Des vélos électriques qui peuvent rouler jusqu’à 45 km/h. On est plus proche du scooter que du vélo –et ça peut remplacer un scooter- mais on peut quand même pédaler.

C’est légal… A quelques détails près. Vous savez qu’en France, la réglementation bride l’assistance électrique à 25km/h -même si on peut aller plus vite en pédalant. Ces speed bikes sont homologués mais ils sont soumis à une réglementation plus stricte, la même que les cyclomoteurs type scooter ou moto 50 cm3 : plaque d’immatriculation obligatoire, permis de conduire cyclo, une assurance, un casque homologué, des gants spéciaux.
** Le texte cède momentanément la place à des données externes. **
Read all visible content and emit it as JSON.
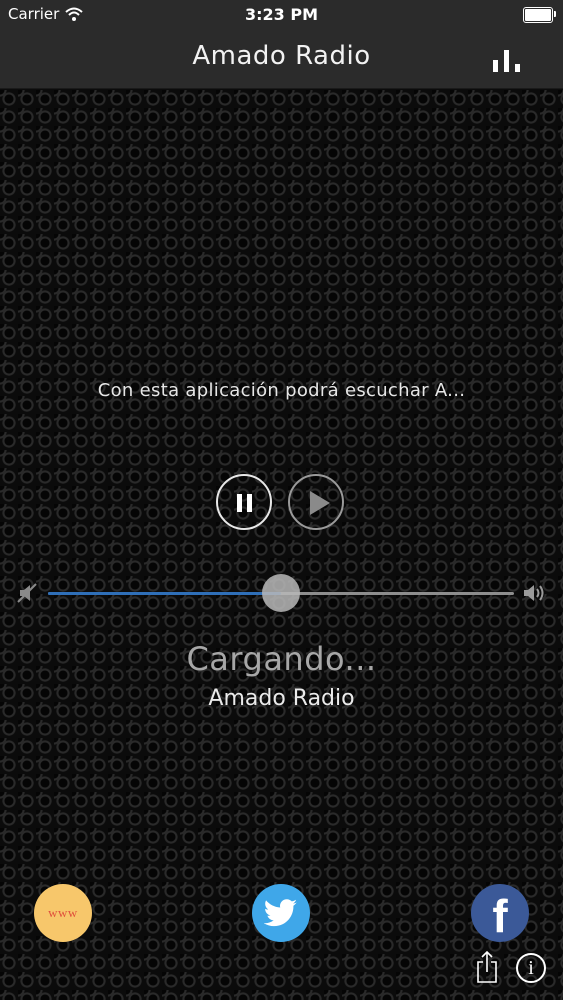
{
  "status_bar": {
    "carrier": "Carrier",
    "time": "3:23 PM"
  },
  "navbar": {
    "title": "Amado Radio"
  },
  "player": {
    "description": "Con esta aplicación podrá escuchar A...",
    "volume_level": 0.5,
    "status": "Cargando...",
    "station": "Amado Radio"
  },
  "links": {
    "www_label": "www"
  },
  "icons": [
    "wifi-icon",
    "battery-icon",
    "equalizer-icon",
    "pause-icon",
    "play-icon",
    "mute-icon",
    "volume-icon",
    "twitter-icon",
    "facebook-icon",
    "share-icon",
    "info-icon"
  ],
  "colors": {
    "bar_bg": "#2b2b2b",
    "slider_fill": "#2f6fb8",
    "www_bg": "#f7c76b",
    "twitter_bg": "#3fa7e9",
    "facebook_bg": "#3b5998"
  }
}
Et interdiction évidemment de rouler sur les pistes cyclables, même si certains utilisateurs ne s’en privent pas. Mais à condition de respecter ces règles, c’est tout à fait autorisé. A condition d’avoir le budget: comptez 8.000 euros pour ce modèle. Entre 3 et 10.000 euros selon les modèles.

Quid de la dangerosité?

Le problème c’est qu’ils ressemblent comme deux gouttes d’eau à un vélo. Même les forces de l’ordre ont du mal à faire la différence. Or toutes ces règles dont je viens de parler, il est assez tentant de s’en affranchir. Et de se comporter comme un cycliste.
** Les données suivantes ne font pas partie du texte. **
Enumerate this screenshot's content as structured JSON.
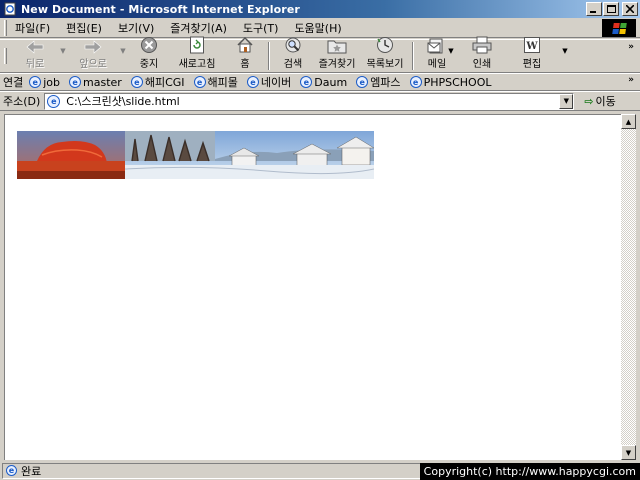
{
  "window": {
    "title": "New Document - Microsoft Internet Explorer",
    "controls": [
      "_",
      "□",
      "×"
    ]
  },
  "menu": [
    {
      "label": "파일(F)"
    },
    {
      "label": "편집(E)"
    },
    {
      "label": "보기(V)"
    },
    {
      "label": "즐겨찾기(A)"
    },
    {
      "label": "도구(T)"
    },
    {
      "label": "도움말(H)"
    }
  ],
  "toolbar": {
    "back": "뒤로",
    "forward": "앞으로",
    "stop": "중지",
    "refresh": "새로고침",
    "home": "홈",
    "search": "검색",
    "favorites": "즐겨찾기",
    "history": "목록보기",
    "mail": "메일",
    "print": "인쇄",
    "edit": "편집"
  },
  "links": {
    "label": "연결",
    "items": [
      "job",
      "master",
      "해피CGI",
      "해피몰",
      "네이버",
      "Daum",
      "엠파스",
      "PHPSCHOOL"
    ]
  },
  "address": {
    "label": "주소(D)",
    "url": "C:\\스크린샷\\slide.html",
    "go": "이동"
  },
  "status": {
    "text": "완료",
    "copyright": "Copyright(c) http://www.happycgi.com"
  },
  "icons": {
    "app": "ie-page-icon",
    "brand_colors": {
      "titlebar": "#0a246a",
      "ie_blue": "#1c5cc7",
      "go_green": "#1a7a1a"
    }
  }
}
Par exemple pour passer les feux rouges, ce que les cyclistes ont le droit de faire sous certaines conditions. Mais pas sur un speed bike. Quand vous vous faites doubler à 45km/h par un vélo, la première fois ça fait tout drôle. Et je ne vous parle même pas de certains modèles, pour le coup illégaux, qui peuvent même monter à 80km/h.

En France il s’en vend très peu pour l’instant, beaucoup plus chez nos voisins suisses et belges. Mais avec la défiance de plus en plus grande envers les transports en commun et l’engouement pour les deux roues de toutes formes depuis le début de la crise je ne serais pas du tout étonné qu’on voie de plus en plus sur les routes ces deux roues hybrides, moins encombrants et plus maniables que les scooters. Et qui sont principalement utilisés pour les trajets domicile/travail, pour remplacer la voiture sur des distances relativement longues (autonomie 70 km).

Sinon on peut aussi opter pour un vélo électrique... gonflable

C’est une invention de l’université de Tokyo. Un peu comme un matelas gonflable, dégonflé il tient dans un sac à dos. On l’attache à une paire de roues, et quand on le gonfle, il va prendre –vaguement- la forme d’un vélo équipé d’un moteur électrique.

L’avantage c’est que c’est très léger, 6 kilos en tout pour le prototype (un vélo comme celui que je vous ai apporté c’est 19 kilos), donc on utilise moins la batterie et l’autonomie est plus longue. Le problème c’est que ce ne sont plus seulement les pneus qui risquent de crever, c’est le vélo entier.